On 09/11/20 20:28, peterz@xxxxxxxxxxxxx wrote:
> On Fri, Sep 11, 2020 at 05:46:45PM +0100, Qais Yousef wrote:
> > On 09/09/20 17:09, qianjun.kernel@xxxxxxxxx wrote:
> > > From: jun qian <qianjun.kernel@xxxxxxxxx>
> > >
> > > When get the pending softirqs, it need to process all the pending
> > > softirqs in the while loop. If the processing time of each pending
> > > softirq is need more than 2 msec in this loop, or one of the softirq
> > > will running a long time, according to the original code logic, it
> > > will process all the pending softirqs without wakeuping ksoftirqd,
> > > which will cause a relatively large scheduling delay on the
> > > corresponding CPU, which we do not wish to see. The patch will check
> > > the total time to process pending softirq, if the time exceeds 2 ms
> > > we need to wakeup the ksofirqd to aviod large sched delay.
> > >
> > > Signed-off-by: jun qian <qianjun.kernel@xxxxxxxxx>
> >
> > In Android there's a patch that tries to avoid schedling an RT task on a cpu
> > that is running softirqs. I wonder if this patch helps with this case.
> >
> > https://android.googlesource.com/kernel/msm/+/5c3f54c34acf4d9ed01530288d4a98acff815d79%5E%21/#F0
> >
> > John, Wei, is this something of interest to you?
>
> Urgh.. that's pretty gross. I think the sane approach is indeed getting
> softirqs to react to need_resched() better.

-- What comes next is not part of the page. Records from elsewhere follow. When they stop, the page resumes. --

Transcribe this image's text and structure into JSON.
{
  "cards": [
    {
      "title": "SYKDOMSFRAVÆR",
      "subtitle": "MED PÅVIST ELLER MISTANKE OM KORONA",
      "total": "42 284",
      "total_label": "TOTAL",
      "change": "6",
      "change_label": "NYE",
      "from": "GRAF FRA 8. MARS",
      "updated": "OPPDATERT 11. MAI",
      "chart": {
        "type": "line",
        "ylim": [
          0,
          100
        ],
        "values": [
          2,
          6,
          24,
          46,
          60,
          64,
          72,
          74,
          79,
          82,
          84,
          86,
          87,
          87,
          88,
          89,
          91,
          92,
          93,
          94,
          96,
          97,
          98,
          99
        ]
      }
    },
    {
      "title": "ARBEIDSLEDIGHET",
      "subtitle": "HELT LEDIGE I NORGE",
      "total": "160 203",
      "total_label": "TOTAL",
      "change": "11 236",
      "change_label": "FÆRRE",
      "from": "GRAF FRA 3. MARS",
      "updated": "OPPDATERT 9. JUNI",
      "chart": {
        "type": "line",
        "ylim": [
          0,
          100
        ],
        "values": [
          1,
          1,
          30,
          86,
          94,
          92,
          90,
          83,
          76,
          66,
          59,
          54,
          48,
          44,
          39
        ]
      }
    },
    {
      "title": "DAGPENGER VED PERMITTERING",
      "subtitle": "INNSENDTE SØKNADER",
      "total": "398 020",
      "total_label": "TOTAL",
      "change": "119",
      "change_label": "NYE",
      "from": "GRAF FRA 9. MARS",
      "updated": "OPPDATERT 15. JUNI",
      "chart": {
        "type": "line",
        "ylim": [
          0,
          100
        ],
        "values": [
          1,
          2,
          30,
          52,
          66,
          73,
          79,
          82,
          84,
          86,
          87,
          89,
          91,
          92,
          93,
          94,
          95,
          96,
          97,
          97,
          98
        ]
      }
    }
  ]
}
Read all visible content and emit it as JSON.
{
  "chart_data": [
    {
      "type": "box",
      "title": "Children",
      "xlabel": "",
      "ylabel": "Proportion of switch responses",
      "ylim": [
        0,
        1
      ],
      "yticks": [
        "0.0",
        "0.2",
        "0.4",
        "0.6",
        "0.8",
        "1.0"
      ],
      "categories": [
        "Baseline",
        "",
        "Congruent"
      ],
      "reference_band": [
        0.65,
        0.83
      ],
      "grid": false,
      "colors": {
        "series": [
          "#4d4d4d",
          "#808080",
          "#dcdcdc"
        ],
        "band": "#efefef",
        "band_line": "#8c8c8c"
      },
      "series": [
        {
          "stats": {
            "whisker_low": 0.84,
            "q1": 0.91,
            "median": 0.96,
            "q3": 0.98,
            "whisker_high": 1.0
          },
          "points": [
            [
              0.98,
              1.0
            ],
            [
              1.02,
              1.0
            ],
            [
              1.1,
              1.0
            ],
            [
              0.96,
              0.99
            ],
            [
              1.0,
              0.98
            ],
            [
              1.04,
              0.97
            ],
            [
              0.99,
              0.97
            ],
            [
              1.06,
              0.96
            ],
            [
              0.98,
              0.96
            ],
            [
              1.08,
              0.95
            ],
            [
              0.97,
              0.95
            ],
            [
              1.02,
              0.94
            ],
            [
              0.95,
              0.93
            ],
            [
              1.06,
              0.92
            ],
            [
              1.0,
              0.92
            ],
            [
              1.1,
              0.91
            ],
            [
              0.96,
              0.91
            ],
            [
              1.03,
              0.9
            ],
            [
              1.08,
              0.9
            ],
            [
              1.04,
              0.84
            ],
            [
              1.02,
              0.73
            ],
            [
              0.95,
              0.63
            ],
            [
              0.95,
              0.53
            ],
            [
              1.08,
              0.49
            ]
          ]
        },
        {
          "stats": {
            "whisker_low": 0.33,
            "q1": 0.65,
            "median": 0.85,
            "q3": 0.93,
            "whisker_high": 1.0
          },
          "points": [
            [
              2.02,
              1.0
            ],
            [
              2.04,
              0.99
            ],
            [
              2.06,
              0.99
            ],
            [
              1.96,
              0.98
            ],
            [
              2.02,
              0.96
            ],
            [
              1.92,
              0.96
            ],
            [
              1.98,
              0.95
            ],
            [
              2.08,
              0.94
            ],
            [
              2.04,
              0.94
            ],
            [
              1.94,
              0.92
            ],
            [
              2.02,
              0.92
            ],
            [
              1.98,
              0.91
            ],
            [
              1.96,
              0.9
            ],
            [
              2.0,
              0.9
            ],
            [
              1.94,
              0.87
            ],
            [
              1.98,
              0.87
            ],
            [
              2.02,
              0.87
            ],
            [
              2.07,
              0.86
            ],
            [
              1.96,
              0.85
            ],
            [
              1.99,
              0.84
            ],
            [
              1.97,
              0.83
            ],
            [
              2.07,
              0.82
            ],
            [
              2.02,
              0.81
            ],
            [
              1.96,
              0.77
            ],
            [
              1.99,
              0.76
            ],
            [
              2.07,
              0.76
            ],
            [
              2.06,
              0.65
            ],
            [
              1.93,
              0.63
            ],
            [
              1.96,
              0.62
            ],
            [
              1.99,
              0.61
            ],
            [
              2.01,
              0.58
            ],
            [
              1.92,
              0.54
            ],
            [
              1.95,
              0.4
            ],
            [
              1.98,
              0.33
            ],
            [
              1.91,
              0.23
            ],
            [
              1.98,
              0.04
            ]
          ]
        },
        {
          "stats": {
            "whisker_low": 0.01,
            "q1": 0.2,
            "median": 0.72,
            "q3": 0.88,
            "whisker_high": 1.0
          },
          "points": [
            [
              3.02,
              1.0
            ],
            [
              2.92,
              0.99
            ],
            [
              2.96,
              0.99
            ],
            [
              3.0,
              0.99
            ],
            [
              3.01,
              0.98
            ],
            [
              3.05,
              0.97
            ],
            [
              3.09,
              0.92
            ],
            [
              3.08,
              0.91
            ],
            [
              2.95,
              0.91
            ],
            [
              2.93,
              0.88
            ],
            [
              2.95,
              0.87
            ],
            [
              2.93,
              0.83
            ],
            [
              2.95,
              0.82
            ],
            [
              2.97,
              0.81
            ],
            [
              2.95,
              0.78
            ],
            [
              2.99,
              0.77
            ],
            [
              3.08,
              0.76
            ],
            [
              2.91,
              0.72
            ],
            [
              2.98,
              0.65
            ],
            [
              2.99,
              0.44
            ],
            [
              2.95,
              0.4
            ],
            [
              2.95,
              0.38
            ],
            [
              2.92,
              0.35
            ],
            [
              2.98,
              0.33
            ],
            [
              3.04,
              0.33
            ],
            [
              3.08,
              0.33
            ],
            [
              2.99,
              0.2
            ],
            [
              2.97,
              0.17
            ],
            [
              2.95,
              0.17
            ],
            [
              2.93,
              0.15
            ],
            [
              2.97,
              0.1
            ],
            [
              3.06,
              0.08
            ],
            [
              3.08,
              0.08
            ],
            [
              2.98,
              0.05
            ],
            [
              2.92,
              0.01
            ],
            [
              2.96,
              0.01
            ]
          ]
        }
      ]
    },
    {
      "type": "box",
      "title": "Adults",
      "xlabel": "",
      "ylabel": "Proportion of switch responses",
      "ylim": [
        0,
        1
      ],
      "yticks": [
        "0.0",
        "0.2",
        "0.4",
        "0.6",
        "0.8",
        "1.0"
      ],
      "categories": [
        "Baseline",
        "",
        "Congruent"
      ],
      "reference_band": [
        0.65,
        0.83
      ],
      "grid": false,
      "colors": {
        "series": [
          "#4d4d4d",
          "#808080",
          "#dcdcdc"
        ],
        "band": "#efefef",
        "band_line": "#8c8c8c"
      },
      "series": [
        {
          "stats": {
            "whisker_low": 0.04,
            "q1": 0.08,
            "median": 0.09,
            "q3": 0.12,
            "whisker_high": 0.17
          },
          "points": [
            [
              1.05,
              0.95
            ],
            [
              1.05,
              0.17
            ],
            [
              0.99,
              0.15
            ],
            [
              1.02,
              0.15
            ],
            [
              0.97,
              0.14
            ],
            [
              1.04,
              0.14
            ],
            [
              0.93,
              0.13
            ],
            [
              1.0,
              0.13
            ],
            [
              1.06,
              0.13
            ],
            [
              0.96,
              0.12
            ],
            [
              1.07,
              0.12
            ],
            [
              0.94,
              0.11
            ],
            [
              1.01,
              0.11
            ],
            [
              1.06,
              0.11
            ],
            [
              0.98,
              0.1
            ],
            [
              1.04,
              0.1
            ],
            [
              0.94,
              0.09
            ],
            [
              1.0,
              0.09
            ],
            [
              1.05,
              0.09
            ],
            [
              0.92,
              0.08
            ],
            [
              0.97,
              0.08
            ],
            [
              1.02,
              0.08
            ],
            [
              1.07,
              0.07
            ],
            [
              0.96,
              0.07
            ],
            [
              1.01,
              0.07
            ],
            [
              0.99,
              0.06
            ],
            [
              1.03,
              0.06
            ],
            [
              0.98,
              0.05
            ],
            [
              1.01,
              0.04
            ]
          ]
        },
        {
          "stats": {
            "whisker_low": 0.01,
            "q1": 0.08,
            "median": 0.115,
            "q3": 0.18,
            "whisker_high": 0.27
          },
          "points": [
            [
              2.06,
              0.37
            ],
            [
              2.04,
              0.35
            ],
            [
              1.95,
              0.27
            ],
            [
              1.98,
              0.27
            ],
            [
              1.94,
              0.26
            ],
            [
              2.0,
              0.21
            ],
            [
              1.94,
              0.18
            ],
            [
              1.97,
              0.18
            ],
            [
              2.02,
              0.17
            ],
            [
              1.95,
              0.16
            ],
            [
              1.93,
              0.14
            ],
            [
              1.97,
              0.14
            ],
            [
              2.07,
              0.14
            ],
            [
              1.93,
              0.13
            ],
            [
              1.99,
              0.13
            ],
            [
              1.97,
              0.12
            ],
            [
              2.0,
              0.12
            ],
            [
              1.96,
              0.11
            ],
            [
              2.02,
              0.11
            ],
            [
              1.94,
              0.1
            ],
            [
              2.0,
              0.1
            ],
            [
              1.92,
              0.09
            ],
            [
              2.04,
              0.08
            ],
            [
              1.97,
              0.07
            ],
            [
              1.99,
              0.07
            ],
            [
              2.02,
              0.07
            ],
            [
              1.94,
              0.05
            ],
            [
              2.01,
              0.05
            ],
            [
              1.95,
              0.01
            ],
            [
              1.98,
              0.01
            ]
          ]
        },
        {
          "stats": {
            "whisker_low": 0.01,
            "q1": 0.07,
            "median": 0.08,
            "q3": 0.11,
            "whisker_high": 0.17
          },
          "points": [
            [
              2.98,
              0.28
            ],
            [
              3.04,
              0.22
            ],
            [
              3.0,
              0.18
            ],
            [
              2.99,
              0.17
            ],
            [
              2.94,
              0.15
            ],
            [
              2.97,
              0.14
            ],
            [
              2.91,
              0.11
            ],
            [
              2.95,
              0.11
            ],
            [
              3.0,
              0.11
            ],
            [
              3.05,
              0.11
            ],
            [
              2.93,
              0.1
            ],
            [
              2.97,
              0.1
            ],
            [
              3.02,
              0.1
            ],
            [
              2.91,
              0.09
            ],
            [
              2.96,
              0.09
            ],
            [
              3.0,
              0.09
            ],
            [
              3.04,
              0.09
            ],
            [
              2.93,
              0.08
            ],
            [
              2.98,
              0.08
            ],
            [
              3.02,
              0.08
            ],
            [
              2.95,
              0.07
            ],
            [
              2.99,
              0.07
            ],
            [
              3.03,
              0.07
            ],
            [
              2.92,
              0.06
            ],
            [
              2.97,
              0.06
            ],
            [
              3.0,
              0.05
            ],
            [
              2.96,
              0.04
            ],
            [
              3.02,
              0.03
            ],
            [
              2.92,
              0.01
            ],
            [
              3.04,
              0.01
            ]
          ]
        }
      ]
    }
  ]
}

What does PREEMPT_RT do to deal with softirqs delays?

I have tried playing with enabling threadirqs, which AFAIU should make softirqs
preemptible, right?

I realize this patch is still missing from mainline at least:

https://gitlab.com/kalilinux/packages/linux/blob/a17bad0db9da44cd73f594794a58cc5646393b13/debian/patches-rt/softirq-Add-preemptible-softirq.patch

Would this be a heavy handed approach to make available for non PREEMPT_RT
kernels?

I only worry about potential NET_RX throughput issues. Which by the way is
protected with preempt_disable currently in mainline. See netif_rx_ni().

I am guessing here, but I suspect this NET_RX softirq is one source of big
delays when network activity is high.

Thanks

--
Qais Yousef